Fluff
Concert Chamber - Town Hall, THE EDGE, Auckland
12/03/2009 - 15/03/2009
Production Details
Fluff takes its audience (three to eight year-olds, and imaginative adults) into the secret lives of their playthings, telling the story of a ‘strange but caring’ woman and her helpers who collect lost or discarded toys and bring them "home" to be loved again. Through a combination of song, movement, projection and sampling, Madame and Miss Lark investigate the secret life of each toy and, in doing so, give them their own personalities.
Fluff is created by one of Queensland’s most celebrated performing artists, Christine Johnston. With little audience members encouraged to become part of the extraordinarily imaginative performance – by wandering around the fantastically kitsch set (full of old toys and night lamps) and helping to bring the toys to "life" – Fluff promises be one of the most delightful and memorable experiences of the Festival’s family programme.
Concert Chamber, Auckland Town Hall, THE EDGE,
Thu 12 – Sun 15 March
Tickets: $15 – $25, Bookings:
THE EDGE Ticketing Service 09 357 3355
www.the-edge.co.nz
Light-hearted child’s play
Review by Janet McAllister 14th Mar 2009
The chicken dances flamenco; "Humpty Hotpants" makes rude noises; the octopus becomes a squelchy wig; and "Scary Cheeks" – my four-year-old co-reviewer’s favourite – is a wee slip of a knitted doll who likes headbanging to heavy metal music. Welcome to the Gingham family’s home for lost toys, where ten toys are each given their own noise, name and theme tune, in a lively but gentle Queensland show aimed at 3 to 8 year olds.
The Gingham family – so-called because their cheerful clothes are cut from the same blue check cloth as the backdrop – are electronic musician Peter Nelson, dancer Lisa O’Neill and show creator Christine Johnston, whose towering presence and black beehive hair-do my co-reviewer found a little formidable. [More]
Copyright © in the review belongs to the reviewer
Odd, quietly charming
Review by Nik Smythe 13th Mar 2009
I estimate around a hundred soft toys inhabit the busy coloured set, along with thirty or so animal shaped night-lights. There are curious people-shaped holes in the black and white checked wall, ten small wooden toy beds lining the front and a dustbuster centre stage. This then is the home for lost toys run by the Gingham family.
Creator/designer Christine Johnston plays the motherly vocalist, supplying song and sound effects for each toy character.
Father figure Peter Nelson provides music via his synth sampler, recording sounds and incorporating them into eclectic musical arrangements (trance, show tunes, hip hop, synth rock etc), plus adding a couple of live trumpet solos.
Lisa O’Neill, Mum’s young daughter/assistant, most ably provides most of the movement and dance, often comedic and acrobatic.

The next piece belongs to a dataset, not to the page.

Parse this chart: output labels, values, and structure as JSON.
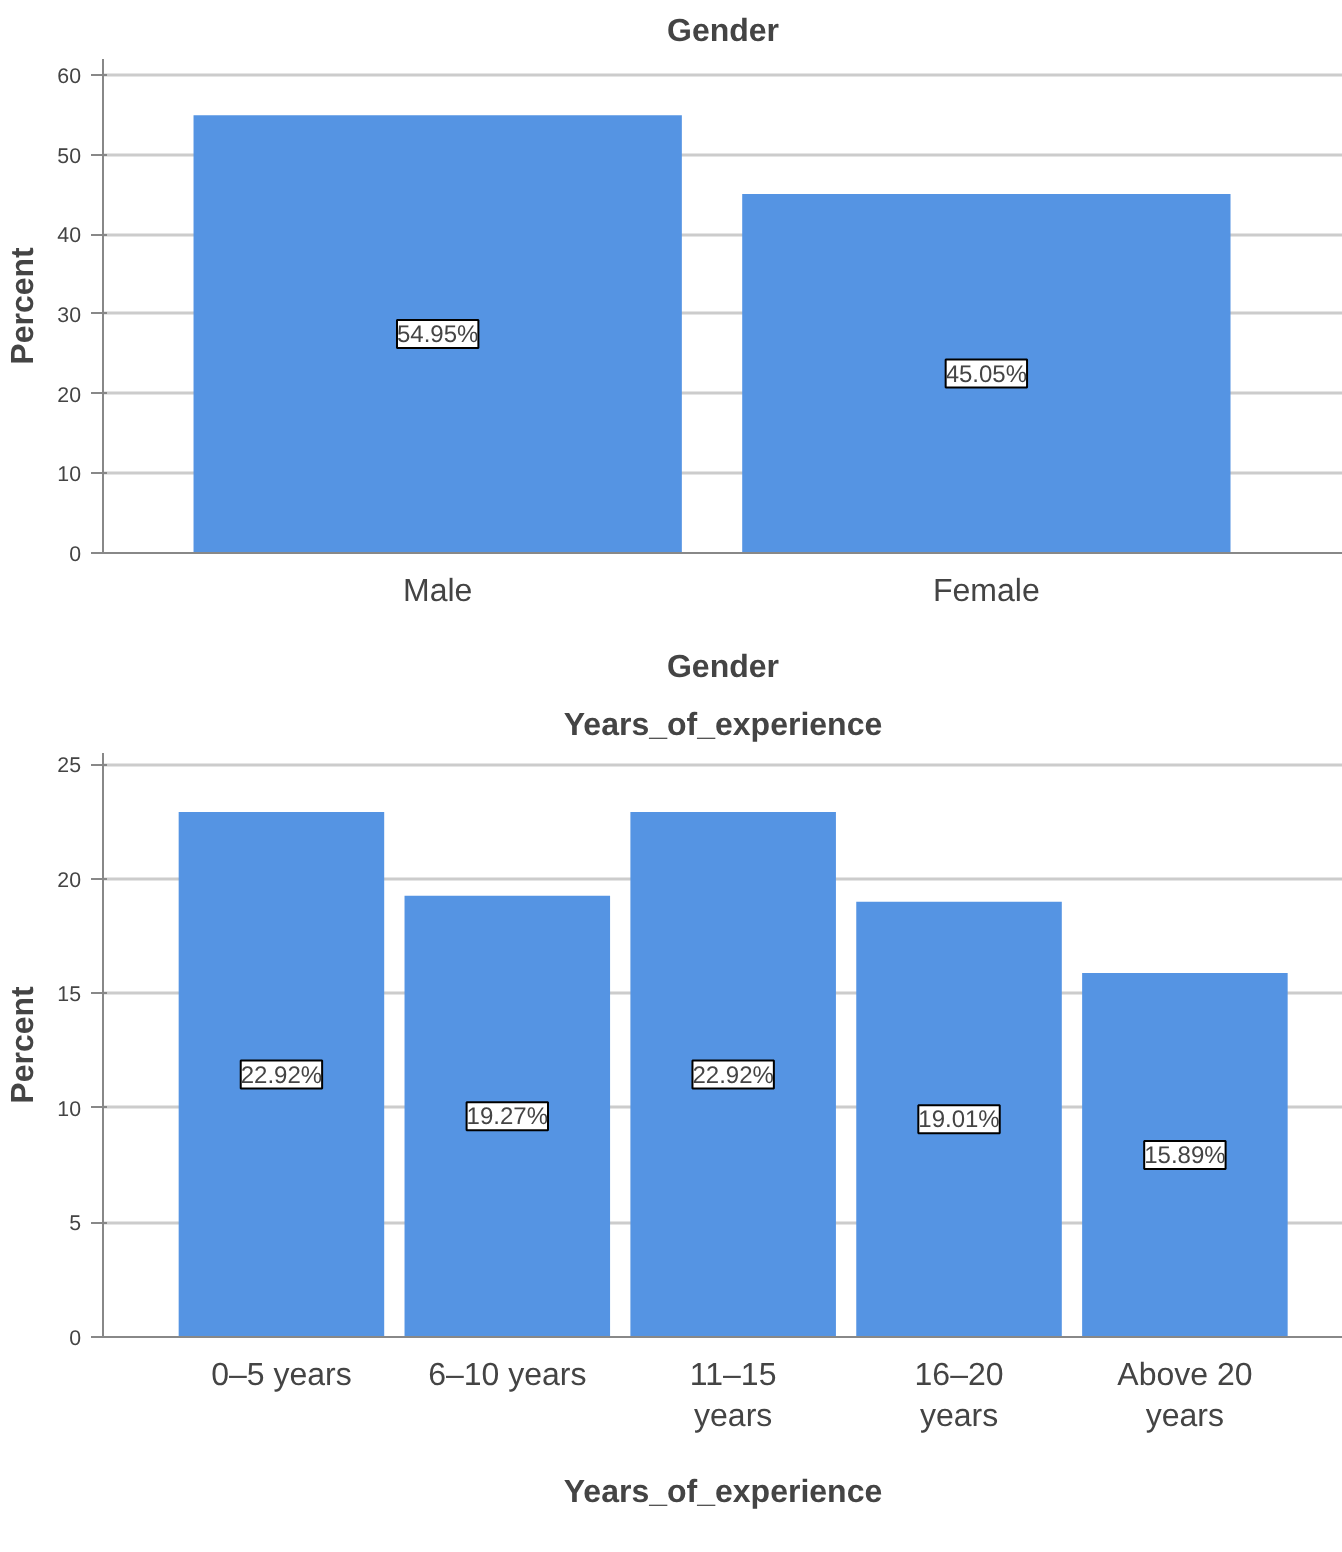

Through our eccentric wee family we are introduced to a varied cross section of lost, stolen and strayed toys, one for each of the ten beds. Each toy has a story behind how it came to end up here – washed out to sea on holiday at the beach, dropped out of a car and squashed flat by a truck, becoming the ball in a footy match, etc.
They also each get a name (‘Squiddly’, ‘Fluff’, ‘Scarey Cheeks’ etc) and tune/sound effect, sometimes with the help of the audience and Dad Gingham’s handy sample mic. In this way we learn the distinct personalities of different toys, and as such understand a little more the uniqueness of every being as they are put to bed one by one.
Selene Cochrane’s costume design faithfully extends from the set design – black and white checked, i.e. gingham short suit for Dad and matching dresses for the ladies. Dynamically lit by Ben Hughes, the whole design effect lends a storybook other-worldliness to an already bizarre scenario.
Being a literal bedtime story, that is to say a story about bedtime, the energy is remarkably subdued, especially with a typically reticent Auckland audience… Even main talker Johnston uses sparing words. This odd little world of the Ginghams simply is, as the children in the audience are totally ready to accept. There’s no questioning why this is going on – anyone who’s seen Toy Story knows just what traumas a lost plaything is liable to face in this vicious world of forgotten childhoods.
Fluff is a quietly charming means of remembering.